Rx For Baby: ‘Green Eggs, Ham’

Associated Press

Parents: Expect “Green Eggs and Ham” to be prescribed on your baby’s next visit to the pediatrician.

Under a new national campaign announced Wednesday by first lady Hillary Rodham Clinton, pediatricians and hospitals have teamed up with book publishers to prescribe reading to infants and toddlers as part of standard pediatric care.

More than 250,000 books, such as the Dr. Seuss classic, have already been donated so that, instead of a lollypop from the doctor, kiddie patients will get a book to take home.

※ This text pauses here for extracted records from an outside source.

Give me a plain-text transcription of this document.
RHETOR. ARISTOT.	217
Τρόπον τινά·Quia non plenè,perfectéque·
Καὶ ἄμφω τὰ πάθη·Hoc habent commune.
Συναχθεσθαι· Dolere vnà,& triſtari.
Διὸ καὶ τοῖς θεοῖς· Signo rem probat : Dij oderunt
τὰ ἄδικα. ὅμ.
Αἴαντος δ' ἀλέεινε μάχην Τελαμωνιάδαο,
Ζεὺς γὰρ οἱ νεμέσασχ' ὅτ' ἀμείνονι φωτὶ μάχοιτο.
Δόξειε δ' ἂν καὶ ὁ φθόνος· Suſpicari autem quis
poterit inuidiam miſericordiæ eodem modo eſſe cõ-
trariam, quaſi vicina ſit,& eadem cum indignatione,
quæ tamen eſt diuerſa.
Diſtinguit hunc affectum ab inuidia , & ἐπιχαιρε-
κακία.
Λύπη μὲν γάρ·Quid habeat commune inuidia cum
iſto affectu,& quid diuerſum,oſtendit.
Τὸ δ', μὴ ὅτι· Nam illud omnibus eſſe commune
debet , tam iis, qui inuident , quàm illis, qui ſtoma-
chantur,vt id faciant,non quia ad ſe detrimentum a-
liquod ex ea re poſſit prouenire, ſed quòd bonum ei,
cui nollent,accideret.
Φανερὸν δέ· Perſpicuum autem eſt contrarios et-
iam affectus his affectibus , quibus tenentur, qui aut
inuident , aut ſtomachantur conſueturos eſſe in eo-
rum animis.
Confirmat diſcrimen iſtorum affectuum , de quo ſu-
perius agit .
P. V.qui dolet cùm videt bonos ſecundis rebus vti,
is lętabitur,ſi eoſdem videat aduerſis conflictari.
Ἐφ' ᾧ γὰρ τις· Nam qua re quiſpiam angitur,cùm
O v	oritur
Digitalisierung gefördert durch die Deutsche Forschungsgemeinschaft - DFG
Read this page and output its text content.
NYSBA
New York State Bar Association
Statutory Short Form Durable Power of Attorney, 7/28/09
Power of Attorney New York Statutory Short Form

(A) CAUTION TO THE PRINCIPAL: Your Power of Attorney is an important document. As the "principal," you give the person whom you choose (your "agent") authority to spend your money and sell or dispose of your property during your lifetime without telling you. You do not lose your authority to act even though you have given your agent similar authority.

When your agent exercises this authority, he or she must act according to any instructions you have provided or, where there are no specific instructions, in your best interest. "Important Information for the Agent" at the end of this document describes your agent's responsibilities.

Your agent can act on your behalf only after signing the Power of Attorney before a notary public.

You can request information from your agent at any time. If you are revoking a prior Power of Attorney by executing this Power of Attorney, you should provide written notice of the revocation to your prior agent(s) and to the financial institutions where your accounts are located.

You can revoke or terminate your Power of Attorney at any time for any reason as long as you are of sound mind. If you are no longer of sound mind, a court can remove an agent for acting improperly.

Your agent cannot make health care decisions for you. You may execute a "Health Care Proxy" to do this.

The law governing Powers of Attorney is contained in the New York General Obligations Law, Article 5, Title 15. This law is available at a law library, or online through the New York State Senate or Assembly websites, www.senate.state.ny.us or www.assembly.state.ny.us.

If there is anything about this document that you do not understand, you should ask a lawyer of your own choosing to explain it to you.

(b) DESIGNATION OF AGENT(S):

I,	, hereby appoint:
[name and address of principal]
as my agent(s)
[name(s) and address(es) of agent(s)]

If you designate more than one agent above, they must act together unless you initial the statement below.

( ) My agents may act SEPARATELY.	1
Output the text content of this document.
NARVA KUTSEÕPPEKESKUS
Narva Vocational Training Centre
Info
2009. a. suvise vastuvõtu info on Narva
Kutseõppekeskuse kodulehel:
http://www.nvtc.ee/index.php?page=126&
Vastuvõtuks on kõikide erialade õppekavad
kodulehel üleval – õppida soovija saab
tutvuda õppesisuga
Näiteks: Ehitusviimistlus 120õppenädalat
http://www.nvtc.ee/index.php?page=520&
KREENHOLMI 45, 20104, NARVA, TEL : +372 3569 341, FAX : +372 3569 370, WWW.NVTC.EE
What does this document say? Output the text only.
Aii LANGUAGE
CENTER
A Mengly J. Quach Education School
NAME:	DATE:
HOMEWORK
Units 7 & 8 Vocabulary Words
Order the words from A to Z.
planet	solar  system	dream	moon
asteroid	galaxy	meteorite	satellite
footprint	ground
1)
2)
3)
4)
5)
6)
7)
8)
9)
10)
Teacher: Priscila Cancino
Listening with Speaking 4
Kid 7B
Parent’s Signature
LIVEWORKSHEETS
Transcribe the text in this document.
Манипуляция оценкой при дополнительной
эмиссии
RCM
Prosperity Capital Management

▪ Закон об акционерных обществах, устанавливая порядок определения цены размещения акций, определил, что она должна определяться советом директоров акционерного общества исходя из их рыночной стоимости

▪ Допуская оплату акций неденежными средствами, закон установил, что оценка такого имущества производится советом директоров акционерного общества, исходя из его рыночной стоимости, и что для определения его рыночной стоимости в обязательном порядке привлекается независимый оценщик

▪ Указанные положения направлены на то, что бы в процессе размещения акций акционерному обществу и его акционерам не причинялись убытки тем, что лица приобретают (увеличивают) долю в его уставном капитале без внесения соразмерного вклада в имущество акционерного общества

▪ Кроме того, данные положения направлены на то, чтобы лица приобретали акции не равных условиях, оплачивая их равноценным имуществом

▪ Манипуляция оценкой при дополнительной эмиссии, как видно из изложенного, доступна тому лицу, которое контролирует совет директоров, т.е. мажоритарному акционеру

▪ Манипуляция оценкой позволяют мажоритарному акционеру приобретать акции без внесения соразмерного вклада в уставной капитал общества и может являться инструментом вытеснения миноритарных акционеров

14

“Time spent sharing a favorite book with a child, even a newborn, strengthens the bond between a parent and child, and prepares that child for reading - and literally helps a child’s brain grow,” Clinton said at a Roosevelt Room ceremony announcing the initiative.

It served as a kickoff for today’s daylong White House Conference on Early Childhood, which the president and Hillary Clinton were hosting to explore what the latest brain studies say about how very young children learn and grow.

Research has shown that when a physician instructs parents to read to their children - and gives books to low-income parents - they are four times more likely to follow those instructions, Clinton said.

The partnership, which involves no government funds, has committed to distributing 250,000 books to clinics nationwide. It will also train 10,000 pediatricians and 950 health centers to give parents a reading checklist and free books as part of standard care for hundreds of thousands of children by 2000.